Alicia Glen, played by Daily News City Hall bureau chief Jillian Jorgensen, noted the irony that in contrast to the Mayor, her job as his Deputy Mayor for Economic Development left her too busy to get to the gym and sang an ode to Spanx to the tune of “Baby Got Back.”

Mr. de Blasio asked his wife Chirlane, played by former WPIX anchor Brenda Blackmon, to psychoanalyze Mr. Trump, and after some scientific jargon, she translated: “He’s a few fries short of a Happy Meal…I’d treat him now, but we’re blowing our entire mental-health budget on curing the City Council.”

With body cameras for cops on the way, Police Commissioner James O’Neill (veteran news director Phil O’Brien) and PBA President Pat Lynch (NY1 political director Bob Hardt) performed a duet to the tune of “I Feel Pretty,” with Mr.

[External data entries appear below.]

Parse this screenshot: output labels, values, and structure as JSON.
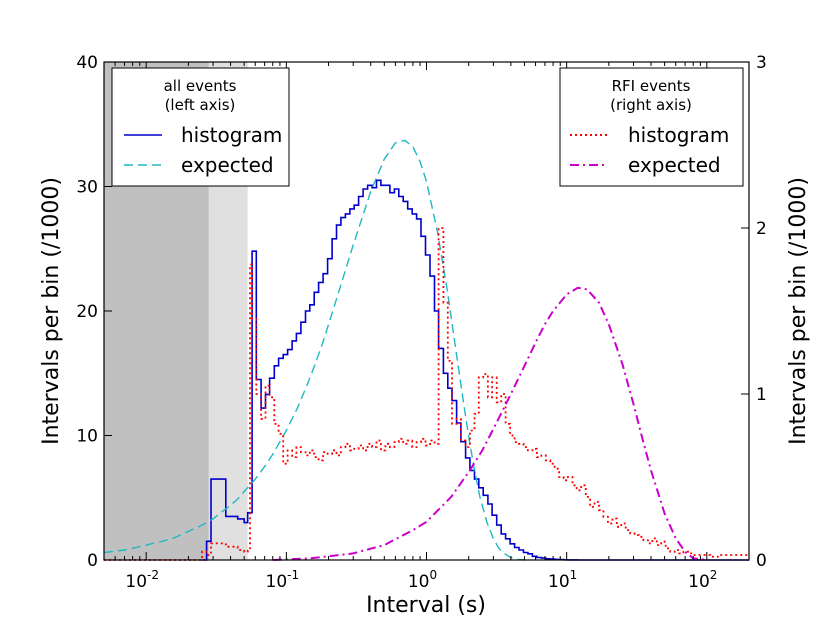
{
  "chart_data": {
    "type": "line",
    "x_scale": "log",
    "xlim": [
      0.005,
      200
    ],
    "xlabel": "Interval (s)",
    "ylabel_left": "Intervals per bin (/1000)",
    "ylabel_right": "Intervals per bin (/1000)",
    "ylim_left": [
      0,
      40
    ],
    "ylim_right": [
      0,
      3
    ],
    "x_ticks": [
      {
        "value": 0.01,
        "base": "10",
        "exp": "-2"
      },
      {
        "value": 0.1,
        "base": "10",
        "exp": "-1"
      },
      {
        "value": 1,
        "base": "10",
        "exp": "0"
      },
      {
        "value": 10,
        "base": "10",
        "exp": "1"
      },
      {
        "value": 100,
        "base": "10",
        "exp": "2"
      }
    ],
    "y_ticks_left": [
      {
        "value": 0,
        "label": "0"
      },
      {
        "value": 10,
        "label": "10"
      },
      {
        "value": 20,
        "label": "20"
      },
      {
        "value": 30,
        "label": "30"
      },
      {
        "value": 40,
        "label": "40"
      }
    ],
    "y_ticks_right": [
      {
        "value": 0,
        "label": "0"
      },
      {
        "value": 1,
        "label": "1"
      },
      {
        "value": 2,
        "label": "2"
      },
      {
        "value": 3,
        "label": "3"
      }
    ],
    "shaded_regions": [
      {
        "x_from": 0.005,
        "x_to": 0.028,
        "color": "#c0c0c0"
      },
      {
        "x_from": 0.028,
        "x_to": 0.053,
        "color": "#e0e0e0"
      }
    ],
    "legends": [
      {
        "title_line1": "all events",
        "title_line2": "(left axis)",
        "position": "top-left",
        "entries": [
          {
            "label": "histogram",
            "series": "all_hist"
          },
          {
            "label": "expected",
            "series": "all_expected"
          }
        ]
      },
      {
        "title_line1": "RFI events",
        "title_line2": "(right axis)",
        "position": "top-right",
        "entries": [
          {
            "label": "histogram",
            "series": "rfi_hist"
          },
          {
            "label": "expected",
            "series": "rfi_expected"
          }
        ]
      }
    ],
    "series": [
      {
        "id": "all_hist",
        "name": "histogram",
        "axis": "left",
        "kind": "step",
        "color": "#0000cc",
        "dash": "",
        "x": [
          0.025,
          0.027,
          0.029,
          0.037,
          0.045,
          0.05,
          0.053,
          0.057,
          0.061,
          0.066,
          0.071,
          0.076,
          0.082,
          0.088,
          0.095,
          0.102,
          0.11,
          0.118,
          0.127,
          0.137,
          0.147,
          0.158,
          0.17,
          0.183,
          0.197,
          0.212,
          0.228,
          0.245,
          0.264,
          0.284,
          0.305,
          0.328,
          0.353,
          0.38,
          0.409,
          0.44,
          0.473,
          0.509,
          0.548,
          0.59,
          0.634,
          0.682,
          0.734,
          0.79,
          0.85,
          0.914,
          0.984,
          1.06,
          1.14,
          1.22,
          1.32,
          1.42,
          1.52,
          1.64,
          1.76,
          1.9,
          2.04,
          2.2,
          2.36,
          2.54,
          2.74,
          2.94,
          3.17,
          3.41,
          3.67,
          3.95,
          4.25,
          4.57,
          4.92,
          5.29,
          5.7,
          6.13,
          6.6,
          7.1,
          7.64,
          8.22,
          8.84,
          9.51,
          10.2,
          11.0,
          12.0,
          14.0,
          17.0,
          22.0,
          30.0,
          40.0
        ],
        "values": [
          0,
          1.5,
          6.5,
          3.5,
          3.3,
          3.0,
          3.8,
          24.8,
          14.5,
          12.2,
          13.3,
          14.6,
          15.6,
          16.2,
          16.5,
          16.9,
          17.6,
          18.2,
          19.1,
          20.0,
          20.5,
          21.5,
          22.3,
          23.0,
          24.2,
          25.8,
          26.9,
          27.5,
          27.8,
          28.2,
          28.5,
          29.2,
          29.8,
          30.1,
          29.9,
          30.5,
          30.1,
          30.1,
          29.5,
          29.8,
          29.2,
          28.8,
          28.2,
          27.8,
          27.4,
          26.0,
          24.5,
          22.8,
          20.0,
          17.0,
          15.0,
          13.8,
          12.8,
          11.0,
          9.5,
          8.2,
          7.2,
          6.5,
          5.8,
          5.2,
          4.5,
          3.6,
          2.8,
          2.1,
          1.7,
          1.3,
          1.0,
          0.8,
          0.6,
          0.5,
          0.3,
          0.2,
          0.15,
          0.1,
          0.08,
          0.05,
          0.03,
          0.02,
          0.01,
          0.01,
          0.0,
          0.0,
          0.0,
          0.0,
          0.0,
          0.0
        ]
      },
      {
        "id": "all_expected",
        "name": "expected",
        "axis": "left",
        "kind": "line",
        "color": "#20b8c0",
        "dash": "9,5",
        "x": [
          0.005,
          0.007,
          0.01,
          0.013,
          0.016,
          0.02,
          0.025,
          0.03,
          0.035,
          0.04,
          0.045,
          0.05,
          0.06,
          0.07,
          0.08,
          0.09,
          0.1,
          0.12,
          0.14,
          0.16,
          0.18,
          0.2,
          0.25,
          0.3,
          0.35,
          0.4,
          0.5,
          0.6,
          0.7,
          0.8,
          0.9,
          1.0,
          1.2,
          1.4,
          1.6,
          1.8,
          2.0,
          2.2,
          2.4,
          2.7,
          3.0,
          3.3,
          3.6,
          4.0,
          4.5,
          5.0
        ],
        "values": [
          0.6,
          0.8,
          1.2,
          1.5,
          1.8,
          2.3,
          2.8,
          3.3,
          3.9,
          4.4,
          4.9,
          5.5,
          6.5,
          7.5,
          8.5,
          9.5,
          10.4,
          12.2,
          14.0,
          15.7,
          17.3,
          18.9,
          22.4,
          25.3,
          27.6,
          29.6,
          32.2,
          33.5,
          33.7,
          33.2,
          32.0,
          30.4,
          26.3,
          21.8,
          17.3,
          13.3,
          9.9,
          7.2,
          5.1,
          3.0,
          1.7,
          0.9,
          0.5,
          0.2,
          0.05,
          0.0
        ]
      },
      {
        "id": "rfi_hist",
        "name": "histogram",
        "axis": "right",
        "kind": "step",
        "color": "#ff0000",
        "dash": "2,3",
        "x": [
          0.005,
          0.025,
          0.027,
          0.029,
          0.037,
          0.045,
          0.05,
          0.053,
          0.055,
          0.057,
          0.061,
          0.066,
          0.071,
          0.076,
          0.082,
          0.088,
          0.095,
          0.102,
          0.11,
          0.118,
          0.127,
          0.137,
          0.147,
          0.158,
          0.17,
          0.183,
          0.197,
          0.212,
          0.228,
          0.245,
          0.264,
          0.284,
          0.305,
          0.328,
          0.353,
          0.38,
          0.409,
          0.44,
          0.473,
          0.509,
          0.548,
          0.59,
          0.634,
          0.682,
          0.734,
          0.79,
          0.85,
          0.914,
          0.984,
          1.06,
          1.14,
          1.22,
          1.32,
          1.42,
          1.52,
          1.64,
          1.76,
          1.9,
          2.04,
          2.2,
          2.36,
          2.54,
          2.74,
          2.94,
          3.17,
          3.41,
          3.67,
          3.95,
          4.25,
          4.57,
          4.92,
          5.29,
          5.7,
          6.13,
          6.6,
          7.1,
          7.64,
          8.22,
          8.84,
          9.51,
          10.2,
          11.0,
          11.8,
          12.7,
          13.7,
          14.7,
          15.8,
          17.0,
          18.3,
          19.7,
          21.2,
          22.8,
          24.5,
          26.4,
          28.4,
          30.5,
          32.8,
          35.3,
          38.0,
          40.9,
          44.0,
          47.3,
          50.9,
          54.8,
          59.0,
          63.4,
          68.2,
          73.4,
          79.0,
          85.0,
          91.4,
          98.4,
          106,
          120,
          140,
          170,
          200
        ],
        "values": [
          0.0,
          0.05,
          0.03,
          0.1,
          0.08,
          0.06,
          0.05,
          0.07,
          1.78,
          1.45,
          1.0,
          0.85,
          1.05,
          0.98,
          0.82,
          0.76,
          0.58,
          0.66,
          0.62,
          0.68,
          0.65,
          0.63,
          0.66,
          0.62,
          0.6,
          0.65,
          0.64,
          0.66,
          0.63,
          0.68,
          0.7,
          0.66,
          0.67,
          0.69,
          0.66,
          0.7,
          0.68,
          0.72,
          0.66,
          0.7,
          0.68,
          0.71,
          0.73,
          0.7,
          0.72,
          0.68,
          0.71,
          0.73,
          0.69,
          0.72,
          0.7,
          2.0,
          1.55,
          1.2,
          0.82,
          0.85,
          0.72,
          0.68,
          0.78,
          0.88,
          1.1,
          1.12,
          0.98,
          1.1,
          0.95,
          1.0,
          0.82,
          0.75,
          0.71,
          0.7,
          0.68,
          0.66,
          0.67,
          0.62,
          0.63,
          0.6,
          0.58,
          0.55,
          0.5,
          0.48,
          0.5,
          0.45,
          0.42,
          0.45,
          0.38,
          0.32,
          0.35,
          0.3,
          0.26,
          0.22,
          0.25,
          0.2,
          0.22,
          0.18,
          0.16,
          0.15,
          0.14,
          0.12,
          0.1,
          0.13,
          0.09,
          0.11,
          0.07,
          0.05,
          0.06,
          0.04,
          0.05,
          0.04,
          0.03,
          0.03,
          0.03,
          0.03,
          0.02,
          0.03,
          0.03,
          0.03,
          0.03
        ]
      },
      {
        "id": "rfi_expected",
        "name": "expected",
        "axis": "right",
        "kind": "line",
        "color": "#cc00cc",
        "dash": "9,4,2,4",
        "x": [
          0.08,
          0.15,
          0.3,
          0.5,
          0.8,
          1.0,
          1.5,
          2.0,
          2.5,
          3.0,
          4.0,
          5.0,
          6.0,
          7.0,
          8.0,
          10.0,
          12.0,
          14.0,
          17.0,
          20.0,
          25.0,
          30.0,
          35.0,
          40.0,
          50.0,
          60.0,
          70.0,
          80.0,
          100.0
        ],
        "values": [
          0.0,
          0.01,
          0.04,
          0.09,
          0.18,
          0.23,
          0.38,
          0.53,
          0.66,
          0.79,
          1.0,
          1.17,
          1.31,
          1.42,
          1.5,
          1.6,
          1.64,
          1.63,
          1.55,
          1.42,
          1.18,
          0.94,
          0.72,
          0.54,
          0.28,
          0.13,
          0.05,
          0.01,
          0.0
        ]
      }
    ]
  }
}
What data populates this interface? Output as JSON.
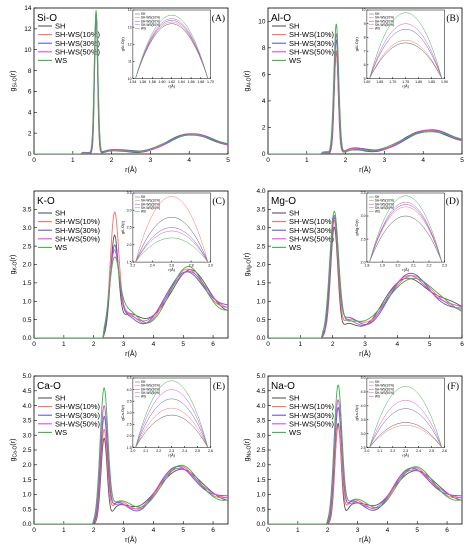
{
  "series_styles": [
    {
      "name": "SH",
      "color": "#555555"
    },
    {
      "name": "SH-WS(10%)",
      "color": "#ff6b6b"
    },
    {
      "name": "SH-WS(30%)",
      "color": "#5b5bd6"
    },
    {
      "name": "SH-WS(50%)",
      "color": "#e04ae0"
    },
    {
      "name": "WS",
      "color": "#3cb34a"
    }
  ],
  "chart_data": [
    {
      "type": "line",
      "panel_id": "(A)",
      "element_label": "Si-O",
      "xlabel": "r(Å)",
      "ylabel": "gSi-O(r)",
      "xlim": [
        0,
        5
      ],
      "ylim": [
        0,
        14
      ],
      "xticks": [
        0,
        1,
        2,
        3,
        4,
        5
      ],
      "yticks": [
        0,
        2,
        4,
        6,
        8,
        10,
        12,
        14
      ],
      "peak": {
        "r": 1.6,
        "heights": [
          13.2,
          13.3,
          13.4,
          13.5,
          13.7
        ],
        "width": 0.06
      },
      "features": {
        "min_r": 2.9,
        "min_g": 0.3,
        "second_r": 4.1,
        "second_g": 1.7
      },
      "inset": {
        "xlabel": "r(Å)",
        "ylabel": "gSi-O(r)",
        "xlim": [
          1.54,
          1.7
        ],
        "ylim": [
          10,
          14
        ],
        "xticks": [
          "1.54",
          "1.56",
          "1.58",
          "1.60",
          "1.62",
          "1.64",
          "1.66",
          "1.68",
          "1.70"
        ],
        "yticks": [
          "10",
          "11",
          "12",
          "13",
          "14"
        ],
        "legend": [
          "SH",
          "SH-WS(10%)",
          "SH-WS(30%)",
          "SH-WS(50%)",
          "WS"
        ]
      }
    },
    {
      "type": "line",
      "panel_id": "(B)",
      "element_label": "Al-O",
      "xlabel": "r(Å)",
      "ylabel": "gAl-O(r)",
      "xlim": [
        0,
        5
      ],
      "ylim": [
        0,
        11
      ],
      "xticks": [
        0,
        1,
        2,
        3,
        4,
        5
      ],
      "yticks": [
        0,
        2,
        4,
        6,
        8,
        10
      ],
      "peak": {
        "r": 1.76,
        "heights": [
          7.6,
          7.8,
          8.6,
          9.0,
          9.8
        ],
        "width": 0.08
      },
      "features": {
        "min_r": 2.9,
        "min_g": 0.35,
        "second_r": 4.2,
        "second_g": 1.55
      },
      "inset": {
        "xlabel": "r(Å)",
        "ylabel": "gAl-O(r)",
        "xlim": [
          1.6,
          1.9
        ],
        "ylim": [
          5,
          10
        ],
        "xticks": [
          "1.60",
          "1.65",
          "1.70",
          "1.75",
          "1.80",
          "1.85",
          "1.90"
        ],
        "yticks": [
          "5",
          "6",
          "7",
          "8",
          "9",
          "10"
        ],
        "legend": [
          "SH",
          "SH-WS(10%)",
          "SH-WS(30%)",
          "SH-WS(50%)",
          "WS"
        ]
      }
    },
    {
      "type": "line",
      "panel_id": "(C)",
      "element_label": "K-O",
      "xlabel": "r(Å)",
      "ylabel": "gK-O(r)",
      "xlim": [
        0,
        6.5
      ],
      "ylim": [
        0,
        4
      ],
      "xticks": [
        0,
        1,
        2,
        3,
        4,
        5,
        6
      ],
      "yticks": [
        0,
        0.5,
        1.0,
        1.5,
        2.0,
        2.5,
        3.0,
        3.5
      ],
      "peak": {
        "r": 2.7,
        "heights": [
          2.8,
          3.4,
          2.5,
          2.4,
          2.2
        ],
        "width": 0.22
      },
      "features": {
        "min_r": 3.7,
        "min_g": 0.5,
        "second_r": 5.1,
        "second_g": 1.4
      },
      "inset": {
        "xlabel": "r(Å)",
        "ylabel": "gK-O(r)",
        "xlim": [
          2.2,
          3.0
        ],
        "ylim": [
          1.5,
          3.5
        ],
        "xticks": [
          "2.2",
          "2.4",
          "2.6",
          "2.8",
          "3.0"
        ],
        "yticks": [
          "1.5",
          "2.0",
          "2.5",
          "3.0",
          "3.5"
        ],
        "legend": [
          "SH",
          "SH-WS(10%)",
          "SH-WS(30%)",
          "SH-WS(50%)",
          "WS"
        ]
      }
    },
    {
      "type": "line",
      "panel_id": "(D)",
      "element_label": "Mg-O",
      "xlabel": "r(Å)",
      "ylabel": "gMg-O(r)",
      "xlim": [
        0,
        6
      ],
      "ylim": [
        0,
        4
      ],
      "xticks": [
        0,
        1,
        2,
        3,
        4,
        5,
        6
      ],
      "yticks": [
        0,
        0.5,
        1.0,
        1.5,
        2.0,
        2.5,
        3.0,
        3.5,
        4.0
      ],
      "peak": {
        "r": 2.05,
        "heights": [
          3.0,
          3.2,
          3.25,
          3.3,
          3.45
        ],
        "width": 0.18
      },
      "features": {
        "min_r": 3.1,
        "min_g": 0.45,
        "second_r": 4.4,
        "second_g": 1.4
      },
      "inset": {
        "xlabel": "r(Å)",
        "ylabel": "gMg-O(r)",
        "xlim": [
          1.8,
          2.3
        ],
        "ylim": [
          2.0,
          3.5
        ],
        "xticks": [
          "1.8",
          "1.9",
          "2.0",
          "2.1",
          "2.2",
          "2.3"
        ],
        "yticks": [
          "2.0",
          "2.5",
          "3.0",
          "3.5"
        ],
        "legend": [
          "SH",
          "SH-WS(10%)",
          "SH-WS(30%)",
          "SH-WS(50%)",
          "WS"
        ]
      }
    },
    {
      "type": "line",
      "panel_id": "(E)",
      "element_label": "Ca-O",
      "xlabel": "r(Å)",
      "ylabel": "gCa-O(r)",
      "xlim": [
        0,
        6.5
      ],
      "ylim": [
        0,
        5
      ],
      "xticks": [
        0,
        1,
        2,
        3,
        4,
        5,
        6
      ],
      "yticks": [
        0,
        0.5,
        1.0,
        1.5,
        2.0,
        2.5,
        3.0,
        3.5,
        4.0,
        4.5,
        5.0
      ],
      "peak": {
        "r": 2.35,
        "heights": [
          2.9,
          3.2,
          3.6,
          4.0,
          4.6
        ],
        "width": 0.17
      },
      "features": {
        "min_r": 3.5,
        "min_g": 0.55,
        "second_r": 4.8,
        "second_g": 1.5
      },
      "inset": {
        "xlabel": "r(Å)",
        "ylabel": "gCa-O(r)",
        "xlim": [
          2.0,
          2.6
        ],
        "ylim": [
          1.5,
          4.5
        ],
        "xticks": [
          "2.0",
          "2.1",
          "2.2",
          "2.3",
          "2.4",
          "2.5",
          "2.6"
        ],
        "yticks": [
          "1.5",
          "2.0",
          "2.5",
          "3.0",
          "3.5",
          "4.0",
          "4.5"
        ],
        "legend": [
          "SH",
          "SH-WS(10%)",
          "SH-WS(30%)",
          "SH-WS(50%)",
          "WS"
        ]
      }
    },
    {
      "type": "line",
      "panel_id": "(F)",
      "element_label": "Na-O",
      "xlabel": "r(Å)",
      "ylabel": "gNa-O(r)",
      "xlim": [
        0,
        6.5
      ],
      "ylim": [
        0,
        5
      ],
      "xticks": [
        0,
        1,
        2,
        3,
        4,
        5,
        6
      ],
      "yticks": [
        0,
        0.5,
        1.0,
        1.5,
        2.0,
        2.5,
        3.0,
        3.5,
        4.0,
        4.5,
        5.0
      ],
      "peak": {
        "r": 2.35,
        "heights": [
          3.4,
          3.3,
          3.9,
          4.2,
          4.7
        ],
        "width": 0.17
      },
      "features": {
        "min_r": 3.6,
        "min_g": 0.55,
        "second_r": 4.8,
        "second_g": 1.45
      },
      "inset": {
        "xlabel": "r(Å)",
        "ylabel": "gNa-O(r)",
        "xlim": [
          2.0,
          2.6
        ],
        "ylim": [
          2.5,
          5.0
        ],
        "xticks": [
          "2.0",
          "2.1",
          "2.2",
          "2.3",
          "2.4",
          "2.5",
          "2.6"
        ],
        "yticks": [
          "2.5",
          "3.0",
          "3.5",
          "4.0",
          "4.5",
          "5.0"
        ],
        "legend": [
          "SH",
          "SH-WS(10%)",
          "SH-WS(30%)",
          "SH-WS(50%)",
          "WS"
        ]
      }
    }
  ]
}
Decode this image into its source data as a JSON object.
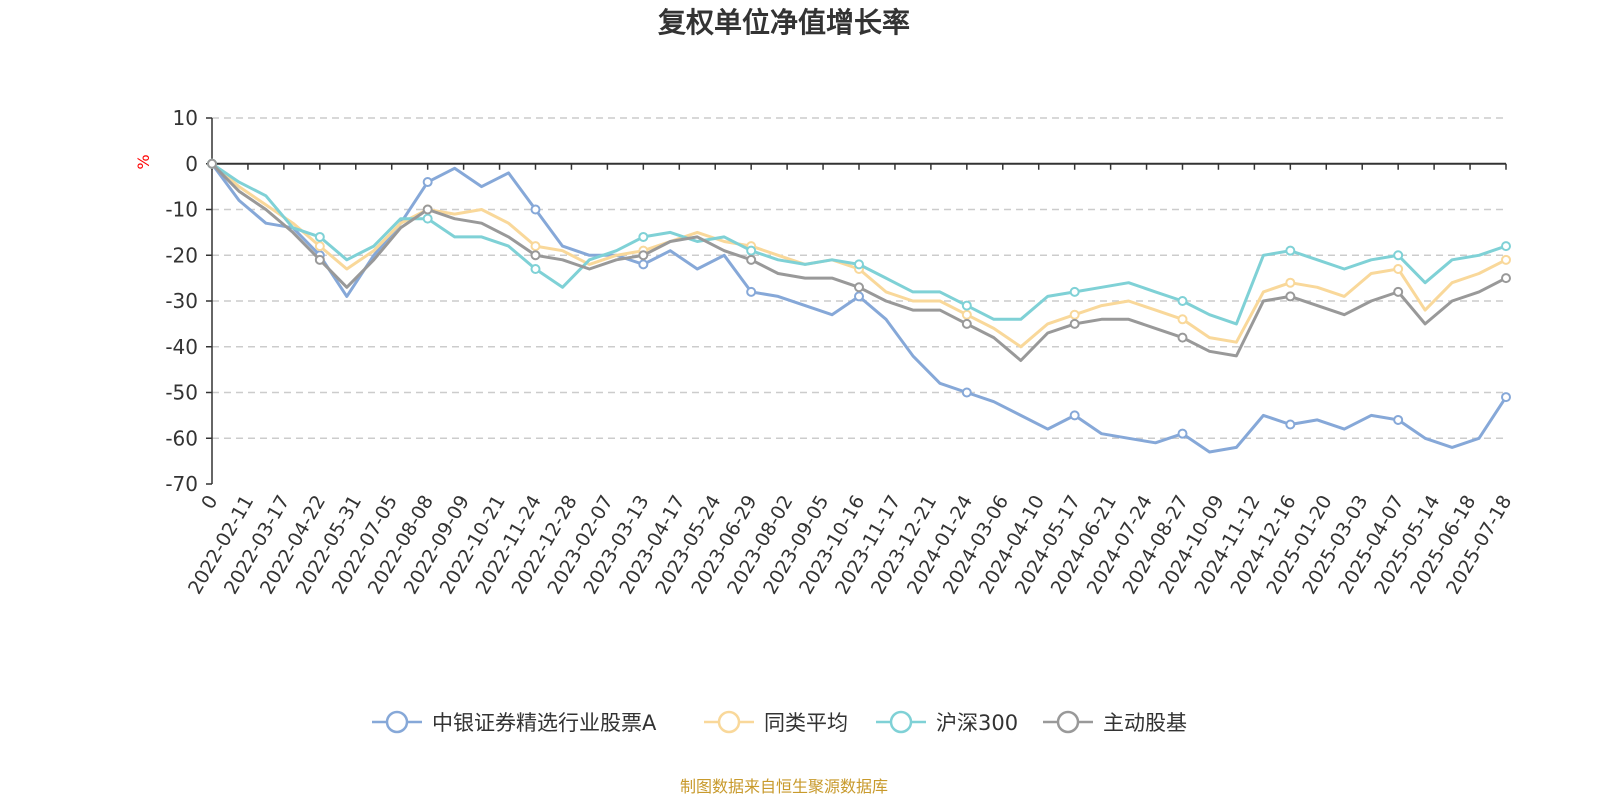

Lynch singing, “We’ll be charming, not alarming/Won’t be harming the perps and the thugs/ ’Stead of handcuffs, we’ll arrest you with a kiss and hugs.”

Hillary Clinton, played by Juliet Papa of WINS, to the tune of “I Will Survive,” set her sights on cracking the glass ceiling in the city by running for Mayor. And two of those who held the job, Rudy Giuliani (with NY1’s Courtney Gross as a woman playing a man in drag) and Michael Bloomberg (WNBC-TV’s Andrew Siff, once again) declared that they had audited the mayoral election and discovered that because of disenchantment with both Ms. Clinton and Mr. Trump, voters selected two other New York politicos—themselves—to serve as co-Presidents. They sang, to the tune of “The Fools Who Dream,” “Here’s to our White House dream/Foolish as it may seem/Here’s to the mess we make/Here’s to the balls we break.”

In Act 2, Governor Cuomo (played by this newspaper’s Richard Steier) and longtime girlfriend Sandra Lee (Hazel Sanchez of WCBS-TV) sang of their conflict between her desire to tie the knot and his obsession with career advancement, to the tune of “You’ll Be Back,” with the Governor insisting, “But I’ll save us from Trumpster/I’ll leave him in the Dumpster” and Sandra countering, “Don’t play me for a chump, sir/Or you will take your lumps, sir.”

Playing the “real President,” Steve Bannon, Inner Circle Producer Larry Sutton as a Darth Vader-like character, to the tune of “Highway to Hell” sang, “Screw convention, screw the facts/Tell Australia: we’ll attack/Don’t need reason, don’t need rhyme/That’s gonna be my paradigm.”

Mr. de Blasio’s rebuttal was aided by Trump imitator Anthony Atamanuik.